Jika kita perhatikan lebih jauh, dengan ketentuan saat ini, jumlah cukai
yang dibayar oleh konsumen pada dasarnya tidak sampai 57%, terutama untuk kedua
contoh jenis rokok diatas. Bahkan untuk rokok SKTF golongan III, persentasenya
hanya 22,8%. Hal ini mungkin untuk memberikan margin keuntungan yang lebih
besar kepada pengusaha rokok manual (tanpa menggunakan mesin).

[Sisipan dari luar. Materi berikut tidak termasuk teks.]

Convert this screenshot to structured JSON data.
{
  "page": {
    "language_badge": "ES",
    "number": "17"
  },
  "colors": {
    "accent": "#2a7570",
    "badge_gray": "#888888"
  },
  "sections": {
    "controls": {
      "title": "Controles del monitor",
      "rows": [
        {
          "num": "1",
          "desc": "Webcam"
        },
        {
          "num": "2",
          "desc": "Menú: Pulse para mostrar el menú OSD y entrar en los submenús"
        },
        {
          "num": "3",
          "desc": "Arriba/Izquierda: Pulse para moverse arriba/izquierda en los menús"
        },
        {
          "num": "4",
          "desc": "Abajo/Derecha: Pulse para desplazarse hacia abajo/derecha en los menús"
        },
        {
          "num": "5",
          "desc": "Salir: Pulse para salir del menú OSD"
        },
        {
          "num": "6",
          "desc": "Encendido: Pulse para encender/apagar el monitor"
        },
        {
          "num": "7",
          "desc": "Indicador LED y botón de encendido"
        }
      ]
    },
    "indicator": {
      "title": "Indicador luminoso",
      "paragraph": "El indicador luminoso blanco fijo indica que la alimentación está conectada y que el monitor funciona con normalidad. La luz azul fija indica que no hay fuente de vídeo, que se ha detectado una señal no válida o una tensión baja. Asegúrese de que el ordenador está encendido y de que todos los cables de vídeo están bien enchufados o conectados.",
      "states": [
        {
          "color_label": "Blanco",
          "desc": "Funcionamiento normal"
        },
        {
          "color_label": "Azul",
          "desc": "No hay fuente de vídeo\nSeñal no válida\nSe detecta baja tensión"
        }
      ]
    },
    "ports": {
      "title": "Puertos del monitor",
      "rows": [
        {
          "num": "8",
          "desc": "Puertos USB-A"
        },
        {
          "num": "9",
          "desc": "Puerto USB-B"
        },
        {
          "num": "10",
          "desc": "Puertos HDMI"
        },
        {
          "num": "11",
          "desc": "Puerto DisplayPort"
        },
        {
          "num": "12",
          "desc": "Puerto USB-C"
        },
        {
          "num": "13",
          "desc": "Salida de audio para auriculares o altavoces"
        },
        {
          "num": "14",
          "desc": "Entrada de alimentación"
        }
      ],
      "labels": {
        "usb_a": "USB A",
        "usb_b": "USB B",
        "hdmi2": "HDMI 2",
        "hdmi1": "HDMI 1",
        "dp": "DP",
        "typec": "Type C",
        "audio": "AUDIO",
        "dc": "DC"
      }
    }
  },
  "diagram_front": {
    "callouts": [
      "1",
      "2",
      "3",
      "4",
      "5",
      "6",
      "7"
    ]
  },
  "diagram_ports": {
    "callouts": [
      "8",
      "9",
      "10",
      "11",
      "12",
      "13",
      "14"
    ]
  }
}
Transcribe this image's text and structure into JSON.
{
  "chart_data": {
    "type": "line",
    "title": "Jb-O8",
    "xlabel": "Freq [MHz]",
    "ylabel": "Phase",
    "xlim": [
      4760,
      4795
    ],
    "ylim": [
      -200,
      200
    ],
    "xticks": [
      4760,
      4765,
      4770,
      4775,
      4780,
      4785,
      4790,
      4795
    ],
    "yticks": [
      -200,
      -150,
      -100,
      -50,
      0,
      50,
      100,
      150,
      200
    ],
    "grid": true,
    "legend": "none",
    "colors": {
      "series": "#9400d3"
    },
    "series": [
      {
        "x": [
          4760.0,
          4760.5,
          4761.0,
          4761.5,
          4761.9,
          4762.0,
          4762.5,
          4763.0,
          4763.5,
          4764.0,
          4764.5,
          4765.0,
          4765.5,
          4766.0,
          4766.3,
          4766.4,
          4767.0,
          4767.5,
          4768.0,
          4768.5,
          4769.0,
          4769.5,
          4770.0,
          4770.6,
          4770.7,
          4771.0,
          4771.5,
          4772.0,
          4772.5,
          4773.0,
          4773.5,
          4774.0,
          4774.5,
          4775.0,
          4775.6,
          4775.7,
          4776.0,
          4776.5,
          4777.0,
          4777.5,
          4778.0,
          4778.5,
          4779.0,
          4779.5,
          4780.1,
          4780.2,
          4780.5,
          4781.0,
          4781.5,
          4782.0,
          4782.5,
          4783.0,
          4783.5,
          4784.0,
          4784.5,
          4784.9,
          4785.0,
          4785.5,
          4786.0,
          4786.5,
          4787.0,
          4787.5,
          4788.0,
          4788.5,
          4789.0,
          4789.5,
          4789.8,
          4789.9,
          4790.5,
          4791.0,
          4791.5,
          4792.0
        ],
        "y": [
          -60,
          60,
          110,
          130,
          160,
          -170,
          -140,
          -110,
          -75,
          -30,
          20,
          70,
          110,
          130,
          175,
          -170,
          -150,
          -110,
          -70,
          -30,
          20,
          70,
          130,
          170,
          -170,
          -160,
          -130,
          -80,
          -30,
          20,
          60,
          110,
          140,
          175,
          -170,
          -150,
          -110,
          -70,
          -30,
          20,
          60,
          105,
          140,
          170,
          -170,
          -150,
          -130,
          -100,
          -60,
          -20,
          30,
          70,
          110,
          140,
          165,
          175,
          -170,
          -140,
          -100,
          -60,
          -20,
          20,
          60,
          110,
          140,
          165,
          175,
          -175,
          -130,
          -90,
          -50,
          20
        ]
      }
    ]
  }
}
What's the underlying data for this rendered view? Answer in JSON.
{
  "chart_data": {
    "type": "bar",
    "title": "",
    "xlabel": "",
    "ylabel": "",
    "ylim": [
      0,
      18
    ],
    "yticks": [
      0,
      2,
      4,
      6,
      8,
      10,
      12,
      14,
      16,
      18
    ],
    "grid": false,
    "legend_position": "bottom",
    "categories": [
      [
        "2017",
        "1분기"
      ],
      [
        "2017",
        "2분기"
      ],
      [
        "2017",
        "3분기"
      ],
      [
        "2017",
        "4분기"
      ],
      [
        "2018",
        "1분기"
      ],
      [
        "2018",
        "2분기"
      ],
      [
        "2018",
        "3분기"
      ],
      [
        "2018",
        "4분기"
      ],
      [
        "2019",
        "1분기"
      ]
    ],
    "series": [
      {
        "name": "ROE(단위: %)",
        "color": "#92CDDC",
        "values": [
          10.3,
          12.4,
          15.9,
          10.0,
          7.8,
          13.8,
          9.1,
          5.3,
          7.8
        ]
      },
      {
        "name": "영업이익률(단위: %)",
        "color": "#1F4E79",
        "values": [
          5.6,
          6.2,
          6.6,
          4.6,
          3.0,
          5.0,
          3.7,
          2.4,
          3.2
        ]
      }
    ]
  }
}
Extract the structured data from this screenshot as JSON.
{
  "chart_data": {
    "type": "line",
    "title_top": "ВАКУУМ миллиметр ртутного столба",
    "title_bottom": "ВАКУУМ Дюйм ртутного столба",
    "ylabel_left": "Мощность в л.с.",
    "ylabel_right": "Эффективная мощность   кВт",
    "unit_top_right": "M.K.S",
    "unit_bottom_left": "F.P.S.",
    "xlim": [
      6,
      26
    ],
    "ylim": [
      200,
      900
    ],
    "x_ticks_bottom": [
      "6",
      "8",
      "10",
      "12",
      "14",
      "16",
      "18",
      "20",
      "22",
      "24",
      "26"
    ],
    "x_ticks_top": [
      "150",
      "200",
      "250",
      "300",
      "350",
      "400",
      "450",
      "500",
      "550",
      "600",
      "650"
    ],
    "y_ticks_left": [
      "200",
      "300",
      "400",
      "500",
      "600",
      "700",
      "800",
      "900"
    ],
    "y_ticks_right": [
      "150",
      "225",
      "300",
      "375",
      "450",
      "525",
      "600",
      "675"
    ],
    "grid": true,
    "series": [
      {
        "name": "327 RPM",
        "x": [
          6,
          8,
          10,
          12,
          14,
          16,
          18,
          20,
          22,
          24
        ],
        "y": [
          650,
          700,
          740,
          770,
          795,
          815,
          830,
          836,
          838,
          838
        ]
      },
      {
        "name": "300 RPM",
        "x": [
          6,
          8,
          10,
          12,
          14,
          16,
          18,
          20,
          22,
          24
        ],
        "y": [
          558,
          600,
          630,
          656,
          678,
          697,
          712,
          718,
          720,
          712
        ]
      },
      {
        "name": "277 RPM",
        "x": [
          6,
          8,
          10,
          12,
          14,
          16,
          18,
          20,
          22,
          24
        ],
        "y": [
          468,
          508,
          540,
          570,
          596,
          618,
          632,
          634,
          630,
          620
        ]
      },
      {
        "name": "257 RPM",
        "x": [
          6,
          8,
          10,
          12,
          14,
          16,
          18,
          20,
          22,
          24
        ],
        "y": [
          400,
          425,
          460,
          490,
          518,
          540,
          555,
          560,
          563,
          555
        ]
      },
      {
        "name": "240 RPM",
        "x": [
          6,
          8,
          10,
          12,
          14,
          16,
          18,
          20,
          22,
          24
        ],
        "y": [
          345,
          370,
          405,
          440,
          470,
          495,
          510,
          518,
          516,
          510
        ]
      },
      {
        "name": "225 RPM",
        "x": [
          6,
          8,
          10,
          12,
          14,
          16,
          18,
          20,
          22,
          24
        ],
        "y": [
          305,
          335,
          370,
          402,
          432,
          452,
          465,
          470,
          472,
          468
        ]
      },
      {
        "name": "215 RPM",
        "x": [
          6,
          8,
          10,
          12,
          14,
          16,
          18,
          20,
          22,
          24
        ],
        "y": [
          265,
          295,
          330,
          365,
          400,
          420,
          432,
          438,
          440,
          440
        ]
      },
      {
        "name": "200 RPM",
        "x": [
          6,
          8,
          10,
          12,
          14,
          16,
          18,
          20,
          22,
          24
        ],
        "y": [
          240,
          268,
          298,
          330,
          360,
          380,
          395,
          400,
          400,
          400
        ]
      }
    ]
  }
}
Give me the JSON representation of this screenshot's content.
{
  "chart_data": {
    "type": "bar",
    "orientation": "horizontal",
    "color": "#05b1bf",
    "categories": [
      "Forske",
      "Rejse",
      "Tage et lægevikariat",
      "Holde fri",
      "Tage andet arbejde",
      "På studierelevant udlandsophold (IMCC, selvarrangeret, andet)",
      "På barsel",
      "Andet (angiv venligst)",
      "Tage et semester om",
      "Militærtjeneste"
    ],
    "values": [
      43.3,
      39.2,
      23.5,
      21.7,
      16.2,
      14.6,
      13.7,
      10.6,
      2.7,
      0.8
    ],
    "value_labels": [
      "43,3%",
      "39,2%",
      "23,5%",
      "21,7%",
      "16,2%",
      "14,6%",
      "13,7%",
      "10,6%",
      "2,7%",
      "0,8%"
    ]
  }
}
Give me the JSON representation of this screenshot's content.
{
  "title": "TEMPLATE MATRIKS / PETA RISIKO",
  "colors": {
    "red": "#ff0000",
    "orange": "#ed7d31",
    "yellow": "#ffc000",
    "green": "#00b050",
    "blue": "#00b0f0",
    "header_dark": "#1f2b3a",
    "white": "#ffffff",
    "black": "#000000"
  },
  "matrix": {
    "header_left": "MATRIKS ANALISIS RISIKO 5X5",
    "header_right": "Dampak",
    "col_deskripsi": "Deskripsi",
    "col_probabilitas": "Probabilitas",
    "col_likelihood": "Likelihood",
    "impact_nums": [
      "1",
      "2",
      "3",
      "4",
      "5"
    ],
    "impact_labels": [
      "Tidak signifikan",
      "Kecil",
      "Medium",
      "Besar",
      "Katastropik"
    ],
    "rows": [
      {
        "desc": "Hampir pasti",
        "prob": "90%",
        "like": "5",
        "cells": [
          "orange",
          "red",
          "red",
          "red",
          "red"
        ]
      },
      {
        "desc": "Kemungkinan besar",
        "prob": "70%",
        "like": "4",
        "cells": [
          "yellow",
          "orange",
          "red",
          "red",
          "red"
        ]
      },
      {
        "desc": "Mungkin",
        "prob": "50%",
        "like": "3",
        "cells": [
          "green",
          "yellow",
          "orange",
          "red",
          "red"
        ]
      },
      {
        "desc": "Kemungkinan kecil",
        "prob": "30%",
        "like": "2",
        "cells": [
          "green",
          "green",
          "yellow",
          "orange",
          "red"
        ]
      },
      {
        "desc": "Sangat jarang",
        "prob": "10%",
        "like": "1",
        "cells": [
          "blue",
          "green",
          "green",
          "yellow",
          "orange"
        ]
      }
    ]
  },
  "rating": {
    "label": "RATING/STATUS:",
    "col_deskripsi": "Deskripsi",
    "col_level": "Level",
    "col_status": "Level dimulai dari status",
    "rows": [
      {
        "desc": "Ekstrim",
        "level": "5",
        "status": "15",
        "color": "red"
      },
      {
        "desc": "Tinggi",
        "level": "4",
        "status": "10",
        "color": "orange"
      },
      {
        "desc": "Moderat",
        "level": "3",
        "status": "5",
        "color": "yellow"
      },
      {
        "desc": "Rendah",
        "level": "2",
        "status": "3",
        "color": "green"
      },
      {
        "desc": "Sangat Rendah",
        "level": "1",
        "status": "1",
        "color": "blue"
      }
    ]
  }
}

Selain munculnya merek-merek baru, fenomena lain adalah menjamurnya
toko-toko tembakau, yang terkadang juga menyediakan “jasa” melinting rokok. Jika kita
lihat di UU Cukai, memang disebutkan bahwa tembakau yang tidak dikemas, tidak
dicampur dengan bahan-bahan yang lazim untuk rokok dan tidak dibubuhi merek
dagang, tidak dikenai cukai. Kemungkinan toko-toko tembakau tersebut termasuk
dalam lingkup hasil tembakau yang tidak dikenai cukai, sehingga tentu saja
harga tembakau atau “rokok”-nya lebih murah daripada rokok kemasan pabrik. Sebagaimana
fenomena ekonomi, jika harga suatu barang/komoditas tinggi/naik, maka akan
muncul barang substitusinya dan ini terbukti dalam kasus rokok tersebut. Belum
lagi jika kita bahas rokok ilegal. Dalam konteks barang substitusi, dengan
naiknya cukai dan harga rokok resmi, dikhawatirkan akan menaikkan jumlah rokok
ilegal di pasaran.
Lantas, pajak-pajak apa saja yang ditanggung oleh pembeli rokok, mengingat cukai cukup signifikan menyumbang penerimaan negara. Terutama untuk pajak konsumsi, konsumen dibebani setidaknya Cukai, Pajak Rokok
dan PPN. Untuk contoh rokok SKTF golongan III diatas, cukainya sebesar Rp 1.380
per bungkus (asumsi 12 batang). Untuk pajak rokok (termasuk dalam pajak
daerah), dihitung dengan mengkalikan tarif 10% dengan cukai, sehingga pajak
rokok SKTF golongan III adalah sebesar Rp 138. Sedangkan untuk PPN, sesuai
dengan PMK-207/PMK.010/2016 ditetapkan sebesar 9,1% dari nilai lain. Ini agak
berbeda dengan PPN secara umum, karena menggunakan dasar pengenaan pajak nilai
lain. Nilai lain dalam PPN rokok ini adalah HJE. Jika HJE ditetapkan sebesar Rp
6.060 per bungkus untuk 12 batang, maka PPN-nya menjadi sebesar Rp 551,46,
sehingga total pajak yang dibayar konsumen adalah Rp 1.380 + Rp 138 + Rp 551,46 =
Rp 2.069,46 atau sekitar 34% dari HJE. Tidak begitu tinggi sebenarnya, namun penghitungan ini tentu akan berbeda dengan rokok jenis lain.
Kesimpulannya, sepertinya kenaikan cukai ini tidak efektif untuk mengurangi jumlah perokok, karena perokok tetap memiliki alternatif untuk membeli rokok dengan harga lebih murah.